Top 5 features most correlated with quality:
1.alcohol: 47.6% 2.volatile acidity: -39.1% 3.sulphates: 25.1% 4.citric acid: 22.6% 5.total.sulfur.dioxide: -18.5%
In this multivariate plot section, i’ll analyze if there’re any interactions between the above 5 features.
For alcohole and volatile.acidity, We could see a clear distinction of the surface with poor wine (high volatile acidity and low alcohol content) and good wine (low volatile acidity and high alcohol content).
For alcohole and citric acid, didnt find clear interaction
for alcohole and sulphate, we found a clear distinction of poor wine (low sulphate and low alcohol content) and good wine (high sulphate and high alcohol content).
for alcohol and total sulfur dioxide,didnt find clear interaction
for citric.acid and volatile.acidity, the distinction is not very clear, but still could see difference between poor(low citric.acid and high volatile.acidity) and good(high citric.acid and low volatile.acidity)
For total.sulfur.dioxide and volatile.acidity, didnt find clear pattern of difference.
From the multivariate plots, i found that alcohol with volitile.acidity and alcohol with sulphate bring strong interaction effect. citric.acid with volatile.acidity bring some interaction, but not very strong. alcohole with citric acid,alcohol with total sulfur dioxide and total.sulfur.dioxide with volatile.acidity bring no interaction effect. Although they each are strong correlated with quality, they didnt strengthen each other by interaction.
One interesting interaction is between citric.acid with volatile.acidity.

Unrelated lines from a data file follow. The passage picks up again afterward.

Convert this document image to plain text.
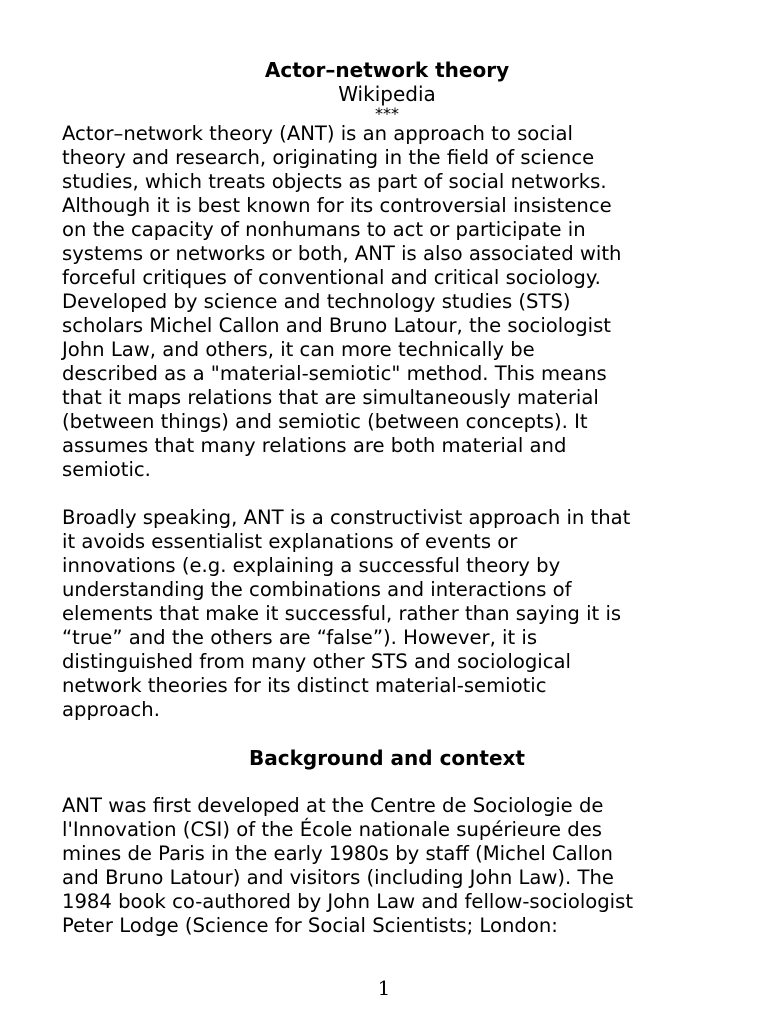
Actor–network theory

Wikipedia

***

Actor–network theory (ANT) is an approach to social
theory and research, originating in the field of science
studies, which treats objects as part of social networks.
Although it is best known for its controversial insistence
on the capacity of nonhumans to act or participate in
systems or networks or both, ANT is also associated with
forceful critiques of conventional and critical sociology.
Developed by science and technology studies (STS)
scholars Michel Callon and Bruno Latour, the sociologist
John Law, and others, it can more technically be
described as a "material-semiotic" method. This means
that it maps relations that are simultaneously material
(between things) and semiotic (between concepts). It
assumes that many relations are both material and
semiotic.
Broadly speaking, ANT is a constructivist approach in that
it avoids essentialist explanations of events or
innovations (e.g. explaining a successful theory by
understanding the combinations and interactions of
elements that make it successful, rather than saying it is
“true” and the others are “false”). However, it is
distinguished from many other STS and sociological
network theories for its distinct material-semiotic
approach.

Background and context

ANT was first developed at the Centre de Sociologie de
l'Innovation (CSI) of the École nationale supérieure des
mines de Paris in the early 1980s by staff (Michel Callon
and Bruno Latour) and visitors (including John Law). The
1984 book co-authored by John Law and fellow-sociologist
Peter Lodge (Science for Social Scientists; London:
1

They have some degree of interaction effect while for alcohol with citric acid, we could not find the interaction effect although alcohol is a more significant feature than volatile.acidity
From the final plots below, it can be found that volatile acidity, alcohol and sulphates contribute to good wines.

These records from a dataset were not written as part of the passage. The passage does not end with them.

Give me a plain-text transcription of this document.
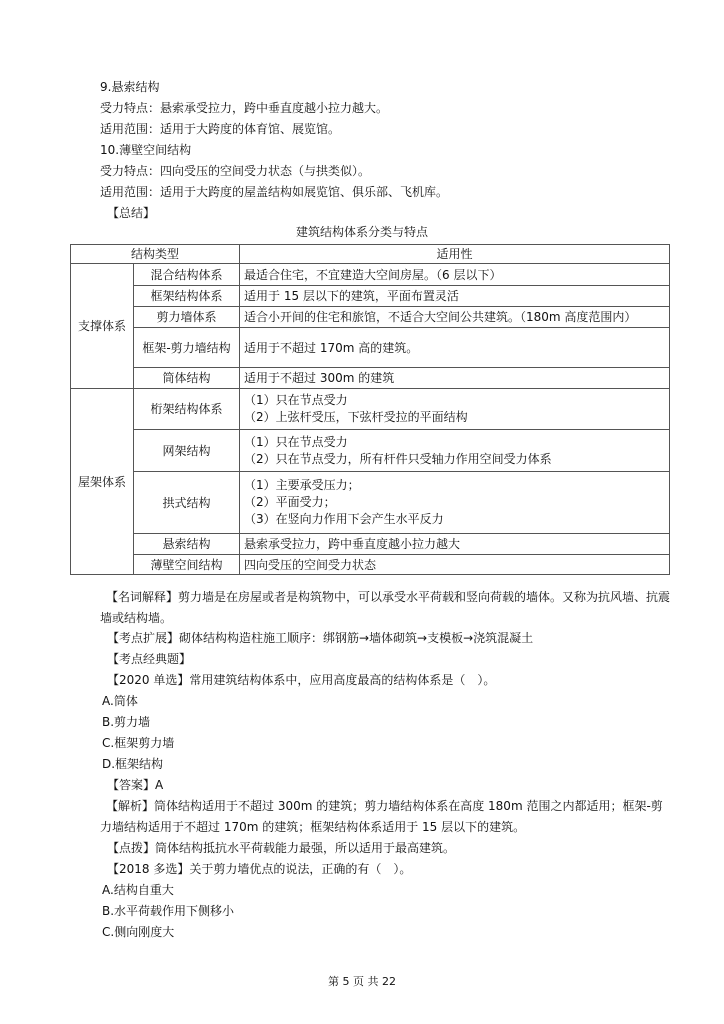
9.悬索结构
受力特点：悬索承受拉力，跨中垂直度越小拉力越大。
适用范围：适用于大跨度的体育馆、展览馆。
10.薄壁空间结构
受力特点：四向受压的空间受力状态（与拱类似）。
适用范围：适用于大跨度的屋盖结构如展览馆、俱乐部、飞机库。
【总结】
建筑结构体系分类与特点
结构类型		适用性
支撑体系	混合结构体系	最适合住宅，不宜建造大空间房屋。（6 层以下）
	框架结构体系	适用于 15 层以下的建筑，平面布置灵活
	剪力墙体系	适合小开间的住宅和旅馆，不适合大空间公共建筑。（180m 高度范围内）
	框架-剪力墙结构	适用于不超过 170m 高的建筑。
	筒体结构	适用于不超过 300m 的建筑
屋架体系	桁架结构体系	（1）只在节点受力
（2）上弦杆受压，下弦杆受拉的平面结构

	网架结构	（1）只在节点受力
（2）只在节点受力，所有杆件只受轴力作用空间受力体系

	拱式结构	（1）主要承受压力；
（2）平面受力；
（3）在竖向力作用下会产生水平反力

	悬索结构	悬索承受拉力，跨中垂直度越小拉力越大
	薄壁空间结构	四向受压的空间受力状态
【名词解释】剪力墙是在房屋或者是构筑物中，可以承受水平荷载和竖向荷载的墙体。又称为抗风墙、抗震墙或结构墙。
【考点扩展】砌体结构构造柱施工顺序：绑钢筋→墙体砌筑→支模板→浇筑混凝土
【考点经典题】
【2020 单选】常用建筑结构体系中，应用高度最高的结构体系是（　）。
A.筒体
B.剪力墙
C.框架剪力墙
D.框架结构
【答案】A
【解析】筒体结构适用于不超过 300m 的建筑；剪力墙结构体系在高度 180m 范围之内都适用；框架-剪力墙结构适用于不超过 170m 的建筑；框架结构体系适用于 15 层以下的建筑。
【点拨】筒体结构抵抗水平荷载能力最强，所以适用于最高建筑。
【2018 多选】关于剪力墙优点的说法，正确的有（　）。
A.结构自重大
B.水平荷载作用下侧移小
C.侧向刚度大
第 5 页 共 22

This plot tells us that good wine is more alcohol and more sulphate.Because there’s clear distinction between poor and good wines in the plot, i’ll say that alcohol and sulphate are two important factors influencing quality of wine.
This plot tells us that good wine is more alcohol and less volatile acidity.Because there’s clear distinction between poor and good wines in the plot, i’ll say that alcohol and volatile acidity are two important factors influencing quality of wine.

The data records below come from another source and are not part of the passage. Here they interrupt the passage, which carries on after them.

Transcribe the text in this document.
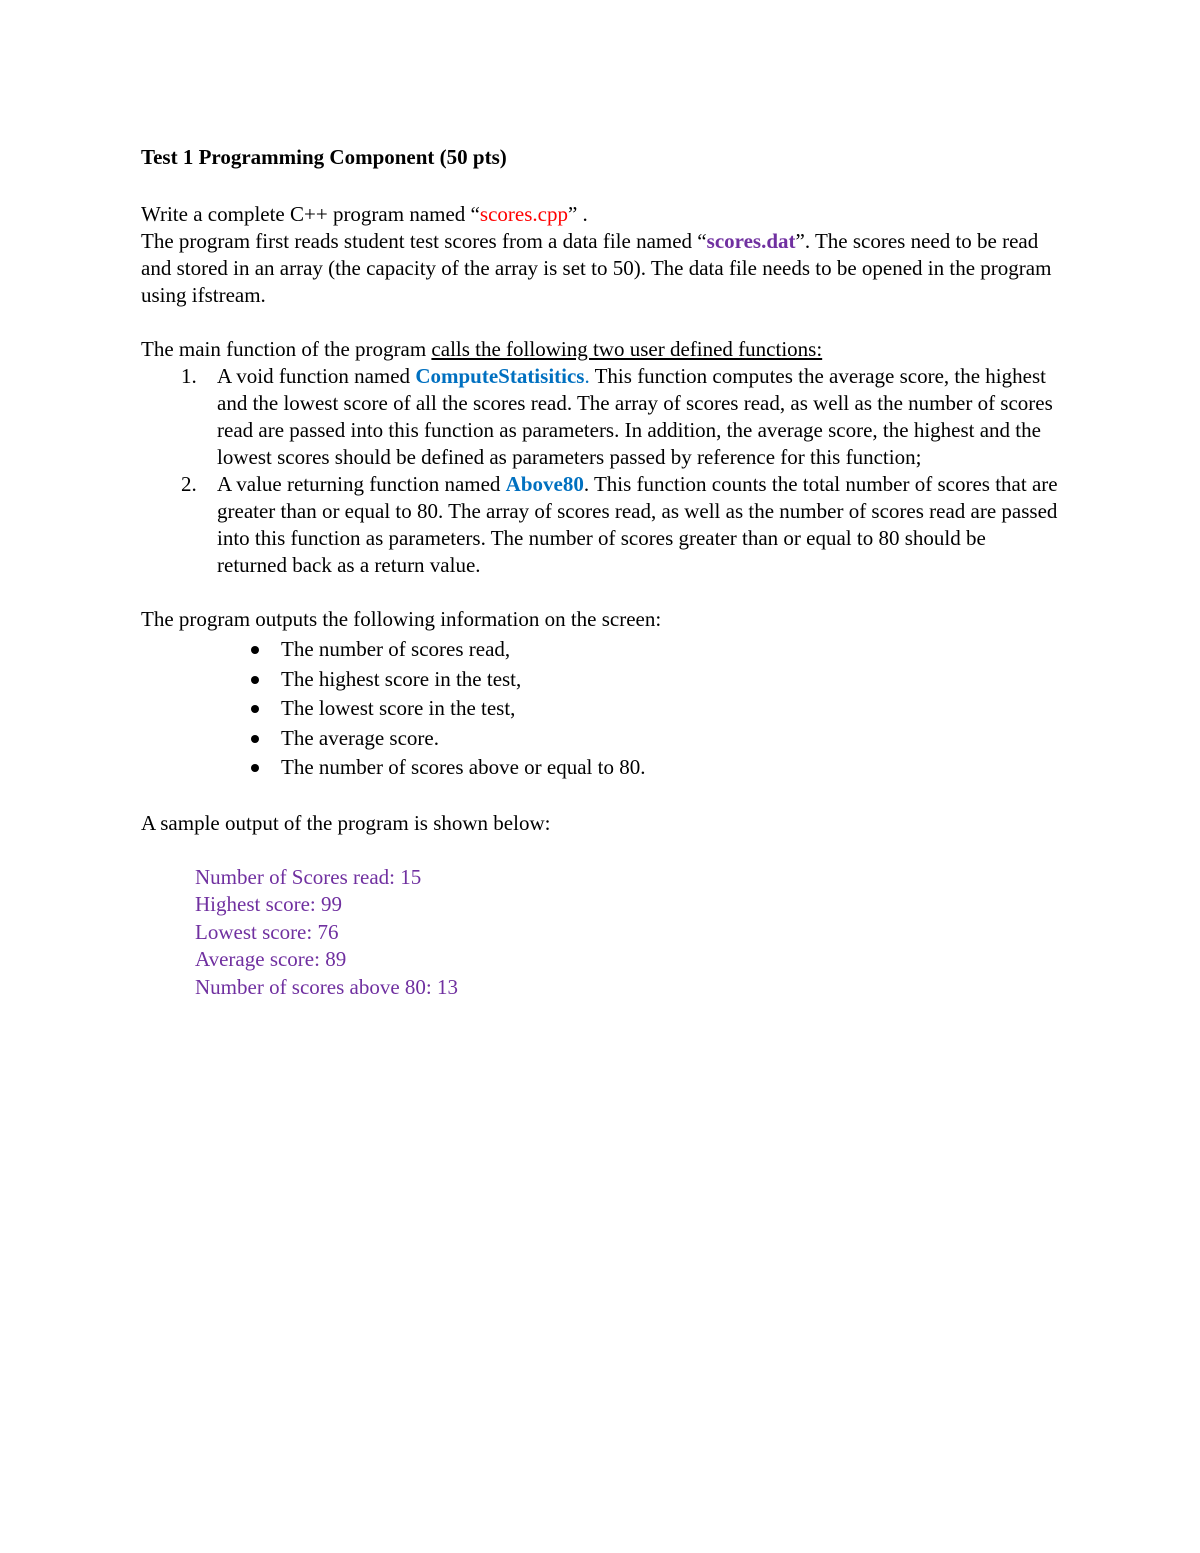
Test 1 Programming Component (50 pts)

Write a complete C++ program named “scores.cpp” .

The program first reads student test scores from a data file named “scores.dat”. The scores need to be read and stored in an array (the capacity of the array is set to 50). The data file needs to be opened in the program using ifstream.

The main function of the program calls the following two user defined functions:

1. A void function named ComputeStatisitics. This function computes the average score, the highest and the lowest score of all the scores read. The array of scores read, as well as the number of scores read are passed into this function as parameters. In addition, the average score, the highest and the lowest scores should be defined as parameters passed by reference for this function;
2. A value returning function named Above80. This function counts the total number of scores that are greater than or equal to 80. The array of scores read, as well as the number of scores read are passed into this function as parameters. The number of scores greater than or equal to 80 should be returned back as a return value.

The program outputs the following information on the screen:

The number of scores read,
The highest score in the test,
The lowest score in the test,
The average score.
The number of scores above or equal to 80.

A sample output of the program is shown below:

Number of Scores read: 15
Highest score: 99
Lowest score: 76
Average score: 89
Number of scores above 80: 13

This plot tells us that good wine is more alcohol and more citric acidity.Reason i chose this plot is not only because i found clear difference in the plot, i also noticed that impact of citric acidity is opposite to volatile acidity(one is negative, the other is positive), which is interesting.
In conclusion, these three scatter plots tell us that good wine is more alcohol, more sulphate,more citric acid and less volatile acidity.And notice that citric acid and volatile acidity brings opposite impact to wine quality.
Exploratory data analysis proved to be very effective in understanding relationships within the red wine quality dataset. The project show us a systemetic way of analyzing and visualizing a dataset. It starts from univariate analysis, understanding the dataset and distribution of each variables. Although it seems useless in this project, it could be very helpful if there’re data quality issues in our dataset. The bivariate analysis later starts bringing insights of the dataset, helping finding most significant features that influence wine quality.I found the top 5 features that mostly correlated with the wine quality: 1.alcohol: 47.6% 2.volatile acidity: -39.1% 3.sulphates: 25.1% 4.citric acid: 22.6% 5.total.sulfur.dioxide: -18.5%
It helps me continuing my next step of analysis, the multivariate analysis.The third step is the most important one as it help find the key insights of the dataset, by revealing the interaction effect between variables.I found that alcohol with volitile.acidity and alcohol with sulphate bring strong interaction effect. Finally, by doing a final analysis, i came up with my conclusion that good wine is more alcohol, more sulphate and less volatile acidity.